Capture-and-escape across the host boundary is undefined and raises Schooner.Eval.Error. Use (raise ...) and with-exception-handler for callbacks that need long-lived non-local exit — exceptions cross the host boundary cleanly through the existing handler stack.

This is forward-compatible with v2.0's first-class call/cc, which will turn the rule into a hard runtime barrier.

Error mapping

Two failure modes cross the boundary in opposite directions.

Host raises a Scheme-catchable error

When you want the script's with-exception-handler / guard to see the error, raise a Scheme exception via Schooner.Error:

defp query([conn, sql]) do
  pid = Host.to_foreign_ref!(conn, op: "db/query")
  sql_text = Host.to_string!(sql, op: "db/query")

  case MyApp.DB.query(pid, sql_text) do
    {:ok, rows} ->
      Host.list(Enum.map(rows, &row_to_scheme/1))

    {:error, reason} ->
      raise Schooner.Error,
        value:
          Schooner.Value.error_object(
            :user,
            Host.string("db query failed"),
            [Host.foreign(reason)]
          )
  end
end

The script catches it like any other:

(guard (e ((error-object? e) (handle-failure e)))
  (query connection "SELECT ..."))

Host-side type errors are not script-catchable

Schooner.Host.TypeError (raised by to_*!/2 helpers) and Schooner.Primitive.Error (raised by built-in primitive type / arity / domain checks) both surface to the host, not to the script. They bubble out of Schooner.eval!/2 as Elixir exceptions, or land in the {:error, _} arm of Schooner.eval/2.

This is deliberate: a sandboxed script must not be able to paper over its own type errors.
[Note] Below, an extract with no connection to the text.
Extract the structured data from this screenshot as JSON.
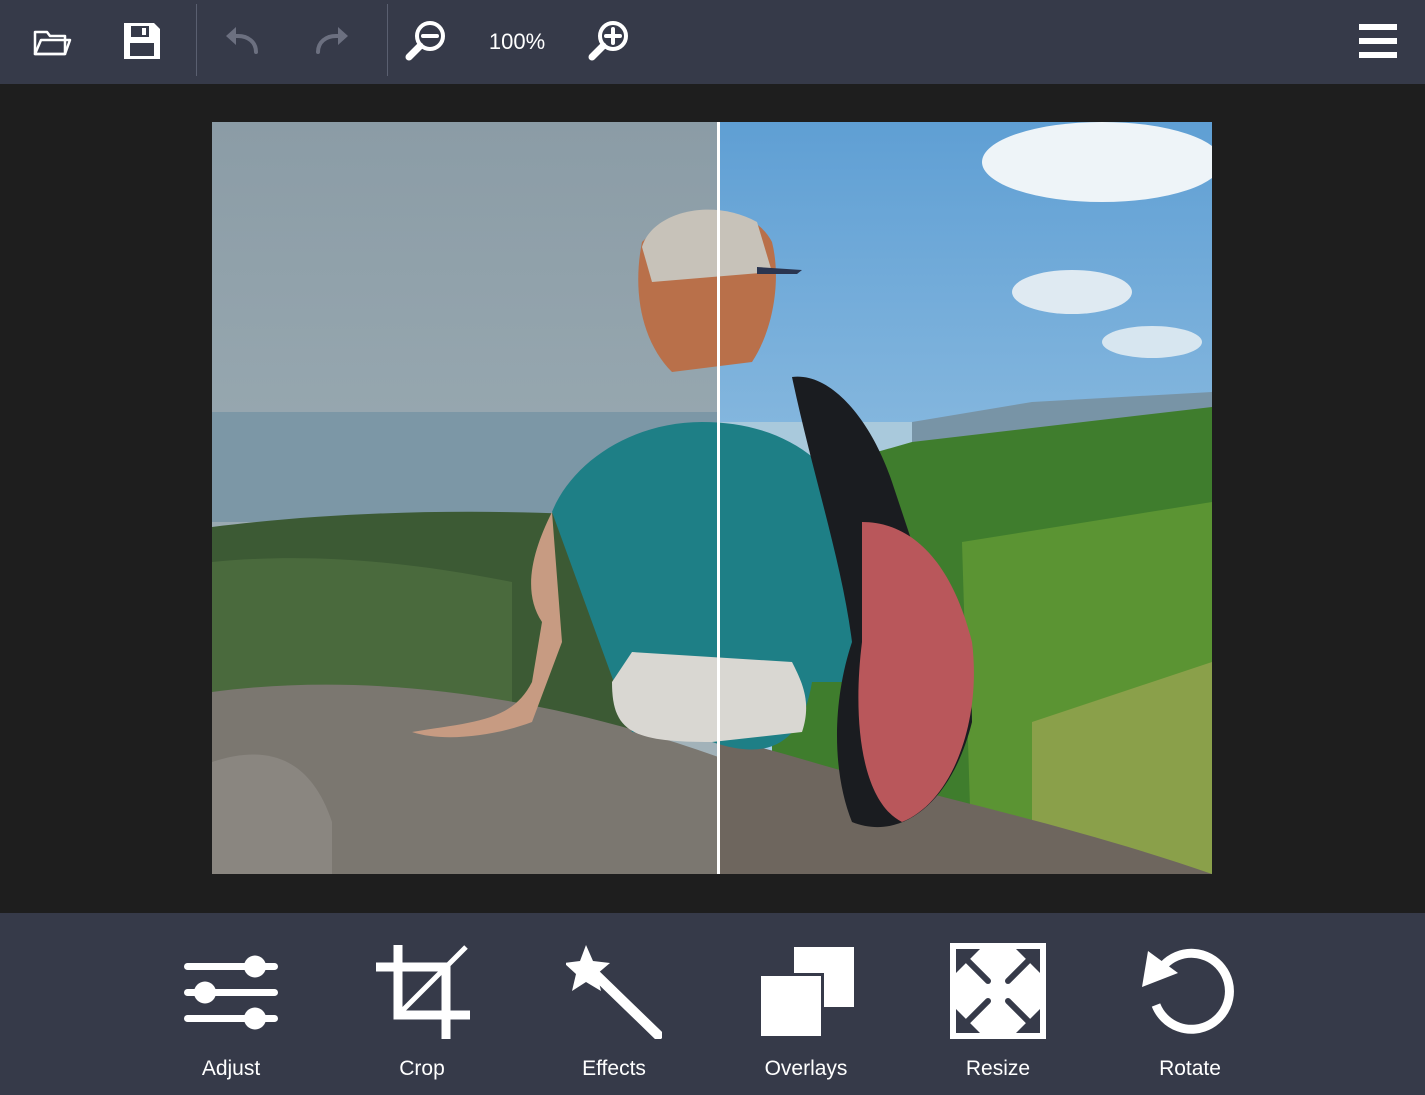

If you want a host primitive to produce a script-catchable failure, use the Schooner.Error pattern above; if you want it to be a host-side bug report, use Schooner.Host.TypeError (which is what the assertion helpers produce automatically).

Tying it all together

defmodule MyApp.Embed do
  alias Schooner.Host

  def env(db_pid) do
    Schooner.Environment.new(
      standard_libraries: :default,
      libraries: [
        MyApp.SchemeLib.lib(),
        MyApp.DbLib.lib(db_pid)
      ],
      pre_imports: [
        ["scheme", "base"],   # define, length, string-append, number->string ...
        ["myapp", "log"]      # info, error
      ]
    )
  end

  def run_rule(source, db_pid) do
    Schooner.eval(source, env(db_pid))
  end
end

A script the host hands to run_rule/2:

(import (myapp db))
(define rows (query connection "SELECT id FROM users WHERE active = TRUE"))
(info (string-append "got " (number->string (length rows)) " rows"))
rows
  • define, string-append, number->string, length are in scope without import (pre-imported (scheme base)).
  • info is in scope without import (pre-imported (myapp log)).
  • query and connection are in scope after the explicit (import (myapp db)).

Decide which surface to pre-import based on trust. For untrusted input you might lock down the standard libraries to a tighter set (standard_libraries: [:base, :char]) so the script can't even attempt to import things you don't want to expose — see Sandbox.